Joaquín asintió con la cabeza, seriamente.

- Me gusta más que jefe -dijo-. Es más militar.

- Te militarizas mucho tú -dijo Pilar, riendo.

- No -contestó Joaquín, riendo también-; pero me gustan las palabras militares, porque las órdenes son más claras y es mejor para la disciplina.

- Aquí hay uno de tu estilo, inglés -dijo Pilar-. Este es un chico muy serio.

- ¿Quieres que te lleve a brazos? -preguntó Joaquín a la muchacha pasándole un brazo por el cuello y acercándole la cara.

- Con una vez, tengo bastante -dijo María-. De todos modos, muchas gracias.

- ¿Te acuerdas todavía? -le preguntó Joaquín.

- Me acuerdo de que me llevaban -contestó María-; ¡pero no me acuerdo de ti. Me acuerdo del gitano, porque me dejó caer muchas veces. De todas formas, muchas gracias, Joaquín; uno de estos días te llevaré yo.

- Pues yo me acuerdo muy bien -dijo Joaquín-. Me acuerdo de que te tenía sujeta por las piernas con la tripa apoyada en el hombro y la cabeza a la espalda y los brazos colgando.

- Tienes mucha memoria -dijo María, sonriendo-. Yo no me acuerdo de nada de eso. Ni de tus brazos, ni de tus hombros, ni de tu espalda.

- ¿Quieres que te diga una cosa? -preguntó Joaquín.

- ¿Qué cosa?

- Me gustaba mucho llevarte a la espalda, porque nos tiraban por detrás. '

- ¡Qué cerdo! -dijo María-. ¿Sería por eso por lo que el gitano me llevó tanto rato?

- Por eso y por sostenerte de las piernas.

- ¡Qué héroes! -dijo María-. ¡Qué salvadores!
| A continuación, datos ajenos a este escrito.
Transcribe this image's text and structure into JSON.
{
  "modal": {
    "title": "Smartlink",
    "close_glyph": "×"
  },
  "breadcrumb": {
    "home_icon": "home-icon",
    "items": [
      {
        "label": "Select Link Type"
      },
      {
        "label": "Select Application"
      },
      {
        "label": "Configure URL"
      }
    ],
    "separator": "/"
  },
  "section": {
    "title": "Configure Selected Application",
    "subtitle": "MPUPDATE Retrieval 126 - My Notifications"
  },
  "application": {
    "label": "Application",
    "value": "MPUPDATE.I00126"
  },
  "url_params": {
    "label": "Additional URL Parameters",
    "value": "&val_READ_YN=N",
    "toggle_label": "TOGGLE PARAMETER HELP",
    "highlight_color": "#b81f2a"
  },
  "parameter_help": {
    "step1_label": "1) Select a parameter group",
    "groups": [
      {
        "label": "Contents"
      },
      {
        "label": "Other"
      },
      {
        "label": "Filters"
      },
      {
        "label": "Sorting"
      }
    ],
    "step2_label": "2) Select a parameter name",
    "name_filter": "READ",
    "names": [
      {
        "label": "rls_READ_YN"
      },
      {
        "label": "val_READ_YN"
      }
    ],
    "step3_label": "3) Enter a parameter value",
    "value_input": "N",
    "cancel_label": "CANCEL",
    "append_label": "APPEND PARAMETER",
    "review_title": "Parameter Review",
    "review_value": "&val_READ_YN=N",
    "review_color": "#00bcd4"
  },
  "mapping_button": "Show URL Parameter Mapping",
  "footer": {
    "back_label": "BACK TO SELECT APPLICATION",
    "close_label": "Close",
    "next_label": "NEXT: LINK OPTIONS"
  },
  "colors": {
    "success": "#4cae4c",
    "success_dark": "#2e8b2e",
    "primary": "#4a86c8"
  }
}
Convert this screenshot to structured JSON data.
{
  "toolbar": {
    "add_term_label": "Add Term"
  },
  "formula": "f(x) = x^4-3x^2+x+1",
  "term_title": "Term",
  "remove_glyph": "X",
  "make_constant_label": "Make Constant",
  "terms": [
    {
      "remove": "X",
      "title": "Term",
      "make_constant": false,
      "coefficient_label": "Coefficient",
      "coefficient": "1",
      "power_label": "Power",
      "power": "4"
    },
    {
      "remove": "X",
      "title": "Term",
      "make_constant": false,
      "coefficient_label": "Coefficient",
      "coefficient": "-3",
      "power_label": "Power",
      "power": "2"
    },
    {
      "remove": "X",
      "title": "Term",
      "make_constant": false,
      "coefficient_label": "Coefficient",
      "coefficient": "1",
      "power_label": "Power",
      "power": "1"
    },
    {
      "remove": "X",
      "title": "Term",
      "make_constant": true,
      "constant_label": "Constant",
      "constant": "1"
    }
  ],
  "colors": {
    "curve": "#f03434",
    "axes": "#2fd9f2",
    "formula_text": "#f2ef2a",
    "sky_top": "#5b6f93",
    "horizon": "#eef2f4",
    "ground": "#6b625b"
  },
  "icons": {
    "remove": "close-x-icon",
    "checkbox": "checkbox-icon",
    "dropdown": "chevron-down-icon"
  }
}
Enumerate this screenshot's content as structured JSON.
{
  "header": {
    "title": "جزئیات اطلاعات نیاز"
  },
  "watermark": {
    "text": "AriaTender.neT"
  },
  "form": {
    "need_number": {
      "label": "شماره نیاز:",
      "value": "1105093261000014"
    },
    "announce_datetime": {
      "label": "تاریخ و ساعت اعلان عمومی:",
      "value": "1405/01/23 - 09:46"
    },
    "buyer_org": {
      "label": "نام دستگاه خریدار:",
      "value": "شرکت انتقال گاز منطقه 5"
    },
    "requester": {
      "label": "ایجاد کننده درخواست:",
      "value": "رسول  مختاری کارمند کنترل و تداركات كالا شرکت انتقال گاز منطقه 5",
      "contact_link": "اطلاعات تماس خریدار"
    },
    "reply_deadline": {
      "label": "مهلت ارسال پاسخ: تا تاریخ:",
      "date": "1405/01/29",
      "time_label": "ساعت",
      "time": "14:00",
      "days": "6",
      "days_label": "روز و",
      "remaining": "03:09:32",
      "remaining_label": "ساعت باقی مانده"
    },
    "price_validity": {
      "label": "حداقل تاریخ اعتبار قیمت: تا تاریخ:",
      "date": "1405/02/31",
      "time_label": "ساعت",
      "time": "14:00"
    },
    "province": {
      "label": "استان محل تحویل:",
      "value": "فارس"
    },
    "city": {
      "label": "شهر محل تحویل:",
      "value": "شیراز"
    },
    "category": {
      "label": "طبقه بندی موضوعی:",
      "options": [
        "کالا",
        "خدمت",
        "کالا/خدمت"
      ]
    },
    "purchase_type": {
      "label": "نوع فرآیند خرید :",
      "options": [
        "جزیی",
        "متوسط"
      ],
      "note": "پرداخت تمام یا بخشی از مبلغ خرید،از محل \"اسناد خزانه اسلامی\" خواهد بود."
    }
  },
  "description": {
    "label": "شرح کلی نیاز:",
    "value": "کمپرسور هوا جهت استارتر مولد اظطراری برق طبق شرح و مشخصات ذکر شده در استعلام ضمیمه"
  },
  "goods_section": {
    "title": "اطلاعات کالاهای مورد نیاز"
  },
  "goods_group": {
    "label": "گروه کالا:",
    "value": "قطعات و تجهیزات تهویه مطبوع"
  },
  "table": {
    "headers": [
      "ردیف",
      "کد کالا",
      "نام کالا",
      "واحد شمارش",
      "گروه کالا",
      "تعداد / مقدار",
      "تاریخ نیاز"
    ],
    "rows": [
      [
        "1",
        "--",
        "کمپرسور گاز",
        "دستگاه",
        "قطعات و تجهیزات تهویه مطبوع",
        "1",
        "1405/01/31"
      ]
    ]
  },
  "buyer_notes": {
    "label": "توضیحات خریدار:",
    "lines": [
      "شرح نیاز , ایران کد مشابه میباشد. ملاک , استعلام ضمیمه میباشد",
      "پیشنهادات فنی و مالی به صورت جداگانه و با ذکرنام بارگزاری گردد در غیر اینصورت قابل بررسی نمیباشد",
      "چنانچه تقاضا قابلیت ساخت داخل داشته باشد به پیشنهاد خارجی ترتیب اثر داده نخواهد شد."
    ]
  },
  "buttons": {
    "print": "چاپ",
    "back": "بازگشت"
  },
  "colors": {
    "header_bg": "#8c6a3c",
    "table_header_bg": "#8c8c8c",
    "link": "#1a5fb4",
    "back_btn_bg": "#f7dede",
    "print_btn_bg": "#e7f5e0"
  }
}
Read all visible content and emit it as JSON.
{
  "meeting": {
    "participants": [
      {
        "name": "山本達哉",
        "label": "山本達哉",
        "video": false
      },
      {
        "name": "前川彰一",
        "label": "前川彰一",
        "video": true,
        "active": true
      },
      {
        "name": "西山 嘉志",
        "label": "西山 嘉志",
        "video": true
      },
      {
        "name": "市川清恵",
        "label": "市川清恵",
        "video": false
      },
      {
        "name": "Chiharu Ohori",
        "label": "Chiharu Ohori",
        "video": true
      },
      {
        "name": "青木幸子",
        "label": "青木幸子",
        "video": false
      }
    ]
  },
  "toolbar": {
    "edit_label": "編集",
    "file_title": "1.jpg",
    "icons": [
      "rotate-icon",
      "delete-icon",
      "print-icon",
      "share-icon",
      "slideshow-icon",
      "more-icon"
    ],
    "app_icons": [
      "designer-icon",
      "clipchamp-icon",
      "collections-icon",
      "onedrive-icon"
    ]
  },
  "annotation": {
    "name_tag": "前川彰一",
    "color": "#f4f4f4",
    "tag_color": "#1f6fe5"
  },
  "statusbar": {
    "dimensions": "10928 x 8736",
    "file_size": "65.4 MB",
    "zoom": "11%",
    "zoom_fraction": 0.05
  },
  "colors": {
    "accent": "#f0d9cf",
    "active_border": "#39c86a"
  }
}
- Escucha, guapa -dijo Pilar-, este chico te llevó mucho rato. Y en aquel momento tus piernas no decían nada a nadie. En aquel momento eran las balas las que lo decían todo. Y si te hubiese dejado en el suelo, hubiera estado pronto lejos del alcance de las balas.

- Ya le he dado las gracias -dijo María-. Y le llevaré a hombros uno de estos días. Déjanos reír un poco, Pilar; no voy allorarporquemehaya llevado; ¿no?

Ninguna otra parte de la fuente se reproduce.